Bien que la Russie ait été exclue du Conseil de l’Europe en mars 2022 et qu’elle ait cessé toute communication avec l’Organisation concernant l’exécution des arrêts de la Cour européenne des droits de l’homme, le pays est toujours membre des Nations Unies et soumis à ses procédures de suivi.
Le Conseil de l’Europe s’emploie activement avec les organes des Nations Unies à rappeler à la Russie son obligation juridique inconditionnelle de mettre en œuvre les arrêts de la Cour. La semaine prochaine, la Rapporteure spéciale des Nations Unies sera présente à Strasbourg pour un échange de vues avec le Comité des Ministres du Conseil de l’Europe sur ce sujet.
La manière dont les Nations Unies peuvent aider la Russie à mettre en œuvre les arrêts de la Cour européenne et les derniers développements concernant les affaires en instance concernant la Russie ont été examinés lors de la réunion trimestrielle du Comité des Ministres du Conseil de l’Europe sur l’exécution des arrêts de la Cour, qui s’est tenue du 5 au 7 décembre.
Dans l’affaire interétatique Géorgie c.

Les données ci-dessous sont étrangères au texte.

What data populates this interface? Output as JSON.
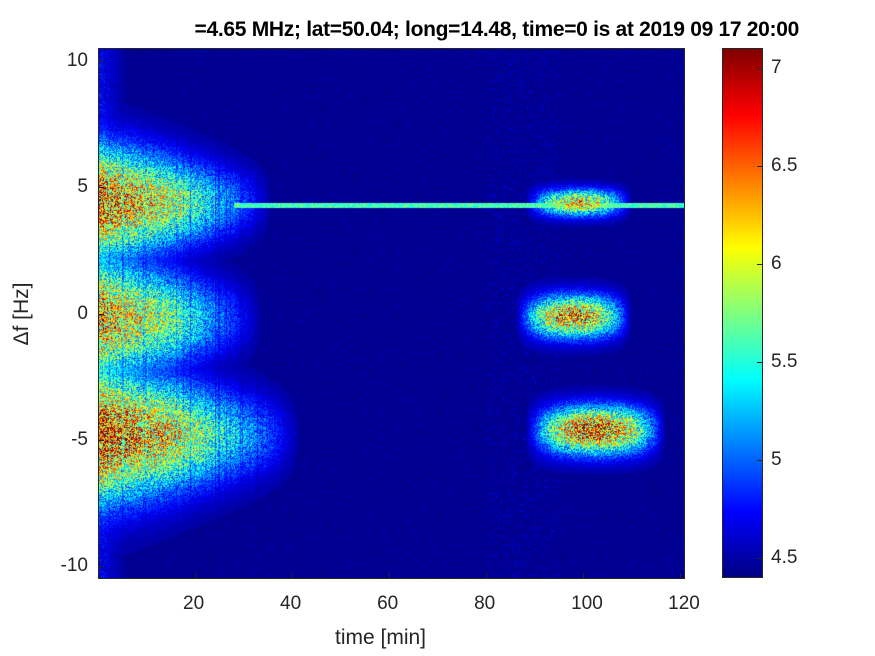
{
  "chart_data": {
    "type": "heatmap",
    "title": "=4.65 MHz;  lat=50.04; long=14.48, time=0 is at 2019 09 17 20:00",
    "xlabel": "time [min]",
    "ylabel": "Δf [Hz]",
    "xlim": [
      0,
      121
    ],
    "ylim": [
      -10.5,
      10.5
    ],
    "xticks": [
      20,
      40,
      60,
      80,
      100,
      120
    ],
    "yticks": [
      10,
      5,
      0,
      -5,
      -10
    ],
    "colormap": "jet",
    "clim": [
      4.4,
      7.1
    ],
    "colorbar_ticks": [
      7,
      6.5,
      6,
      5.5,
      5,
      4.5
    ],
    "background_level": 4.45,
    "features": [
      {
        "t_start": 0,
        "t_end": 36,
        "f_center": 4.4,
        "f_halfwidth": 2.2,
        "peak": 6.9
      },
      {
        "t_start": 0,
        "t_end": 34,
        "f_center": -0.2,
        "f_halfwidth": 2.4,
        "peak": 6.6
      },
      {
        "t_start": 0,
        "t_end": 42,
        "f_center": -4.8,
        "f_halfwidth": 2.6,
        "peak": 7.0
      },
      {
        "t_start": 88,
        "t_end": 110,
        "f_center": 4.4,
        "f_halfwidth": 0.5,
        "peak": 6.4
      },
      {
        "t_start": 86,
        "t_end": 110,
        "f_center": -0.1,
        "f_halfwidth": 0.8,
        "peak": 6.7
      },
      {
        "t_start": 88,
        "t_end": 117,
        "f_center": -4.6,
        "f_halfwidth": 0.9,
        "peak": 6.9
      }
    ],
    "carrier_line": {
      "f": 4.3,
      "t_start": 28,
      "t_end": 121,
      "level": 5.6
    }
  }
}
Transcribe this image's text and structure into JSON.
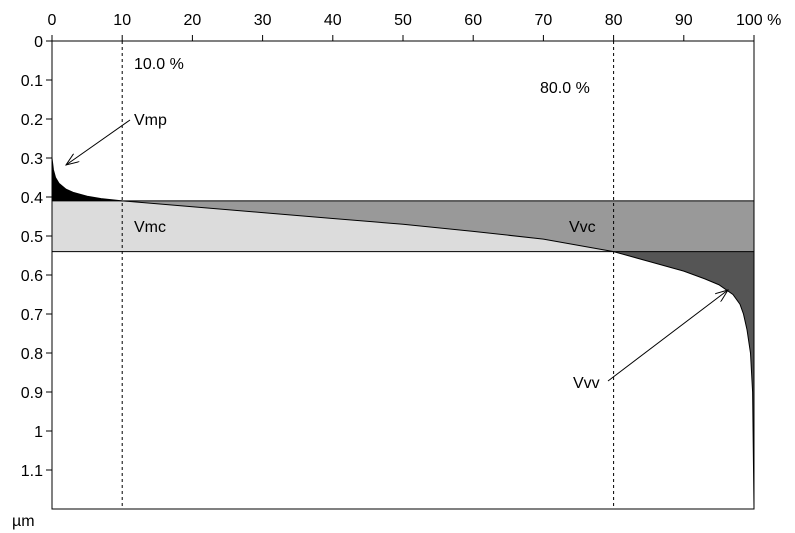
{
  "chart_data": {
    "type": "area",
    "title": "",
    "xlabel": "",
    "ylabel": "",
    "x_unit": "%",
    "y_unit": "µm",
    "xlim": [
      0,
      100
    ],
    "ylim": [
      0,
      1.2
    ],
    "y_inverted": true,
    "x_axis_position": "top",
    "x_ticks": [
      {
        "v": 0,
        "label": "0"
      },
      {
        "v": 10,
        "label": "10"
      },
      {
        "v": 20,
        "label": "20"
      },
      {
        "v": 30,
        "label": "30"
      },
      {
        "v": 40,
        "label": "40"
      },
      {
        "v": 50,
        "label": "50"
      },
      {
        "v": 60,
        "label": "60"
      },
      {
        "v": 70,
        "label": "70"
      },
      {
        "v": 80,
        "label": "80"
      },
      {
        "v": 90,
        "label": "90"
      },
      {
        "v": 100,
        "label": "100 %"
      }
    ],
    "y_ticks": [
      {
        "v": 0,
        "label": "0"
      },
      {
        "v": 0.1,
        "label": "0.1"
      },
      {
        "v": 0.2,
        "label": "0.2"
      },
      {
        "v": 0.3,
        "label": "0.3"
      },
      {
        "v": 0.4,
        "label": "0.4"
      },
      {
        "v": 0.5,
        "label": "0.5"
      },
      {
        "v": 0.6,
        "label": "0.6"
      },
      {
        "v": 0.7,
        "label": "0.7"
      },
      {
        "v": 0.8,
        "label": "0.8"
      },
      {
        "v": 0.9,
        "label": "0.9"
      },
      {
        "v": 1,
        "label": "1"
      },
      {
        "v": 1.1,
        "label": "1.1"
      }
    ],
    "curve": {
      "x": [
        0,
        0.2,
        0.5,
        1,
        2,
        3,
        5,
        7,
        10,
        20,
        30,
        40,
        50,
        60,
        70,
        80,
        85,
        90,
        93,
        95,
        97,
        98,
        98.5,
        99,
        99.5,
        99.8,
        100
      ],
      "y": [
        0.3,
        0.33,
        0.35,
        0.365,
        0.38,
        0.388,
        0.398,
        0.404,
        0.41,
        0.425,
        0.44,
        0.455,
        0.47,
        0.488,
        0.508,
        0.54,
        0.565,
        0.59,
        0.61,
        0.625,
        0.65,
        0.675,
        0.7,
        0.74,
        0.8,
        0.9,
        1.2
      ]
    },
    "reference_lines": {
      "x": [
        10,
        80
      ],
      "y": [
        0.41,
        0.54
      ]
    },
    "regions": [
      {
        "name": "Vmp",
        "color": "#000000"
      },
      {
        "name": "Vmc",
        "color": "#dcdcdc"
      },
      {
        "name": "Vvc",
        "color": "#999999"
      },
      {
        "name": "Vvv",
        "color": "#555555"
      }
    ],
    "annotations": {
      "pct_low": "10.0 %",
      "pct_high": "80.0 %",
      "vmp": "Vmp",
      "vmc": "Vmc",
      "vvc": "Vvc",
      "vvv": "Vvv"
    },
    "y_unit_label": "µm",
    "grid": false
  }
}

Russie (II), relative au conflit armé qui a opposé la Géorgie et la Fédération de Russie en août 2008, la Cour européenne a jugé en avril 2023 que la Russie devait verser au gouvernement géorgien plus de 129 millions d’euros dans un délai de trois mois. Dans une résolution intérimaire (*) adoptée lors de la réunion de cette semaine, le Comité des Ministres a constaté qu’aucun paiement n’avait été effectué et que le montant total dû par la Fédération de Russie, intérêts courus inclus, s’élevait à quelque 133,4 millions d’euros.
Le Comité des Ministres a une nouvelle fois exhorté les autorités russes à payer cette somme sans délai. Il a réitéré fermement sa profonde préoccupation quant à l’impossibilité pour les ressortissants géorgiens de rentrer chez eux en Ossétie du Sud et en Abkhazie et insisté pour que la Fédération de Russie, qui exerce un contrôle effectif sur ces régions, prenne sans délai des mesures pour empêcher les enlèvements, les meurtres, la torture ou tout autre incident qui entraverait la liberté et la sécurité de circulation des ressortissants géorgiens, et qu’elle garantisse le retour en toute sécurité des personnes souhaitant rentrer chez elles. Le Comite des Ministres a également pris une décision concernant l’affaire Géorgie c. Russie (I).
Après avoir examiné les affaires liées aux décès très médiatisés de personnes critiques à l’égard des autorités russes – Sergueï Magnitski, Anna Politkovskaïa, Natalia Estemirova et Alexander Litvinenko – et l’absence d’enquêtes efficaces sur ces décès, le Comité des Ministres a souligné l’obligation inconditionnelle de la Russie de verser la « satisfaction équitable » accordée par la Cour et d’exécuter les arrêts dans leur intégralité. Des informations sur le traitement de ces affaires seront portées à l’attention des Nations Unies et de l’UE.
Le Comité des Ministres a également adopté une décision sur un groupe de neuf affaires liées à Alexeï Navalny. Il a exhorté les autorités russes à abroger les lois adoptées en violation du droit international qui établissent dans le droit interne des obstacles à l’exécution des arrêts rendus par la Cour européenne des droits de l’homme, fermement condamné le fait que Alexeï Navalny est toujours en prison et exhorté les autorités russes à assurer sa libération immédiate et à lui permettre de consulter librement des médecins indépendants et de recevoir sans entrave la visite d’avocats.
Dans sa décision sur les affaires relatives à la discrimination fondée sur l’orientation sexuelle dans l’exercice du droit à la liberté de réunion pacifique et au refus d’enregistrer les associations LGBTI, le Comité des Ministres a profondément déploré la détérioration continue des droits des personnes LGBTI en Russie, largement signalée, il a réitéré l’obligation des autorités de prendre toutes les mesures possibles pour éradiquer la discrimination fondée sur l’orientation sexuelle et il a souligné en outre la nécessité de changements législatifs.
À la suite de la réunion de cette semaine, la Secrétaire Générale du Conseil de l’Europe, Marija Pejčinović Burić, a de nouveau écrit au ministre des Affaires étrangères de la Fédération de Russie pour inviter instamment les autorités à se conformer à leurs obligations de droit international découlant de la Convention européenne des droits de l’homme de respecter pleinement les arrêts de la Cour européenne.
(*) Une résolution intérimaire est une forme de décision adoptée par le Comité des Ministres dans le but de surmonter des situations plus complexes méritant une attention particulière.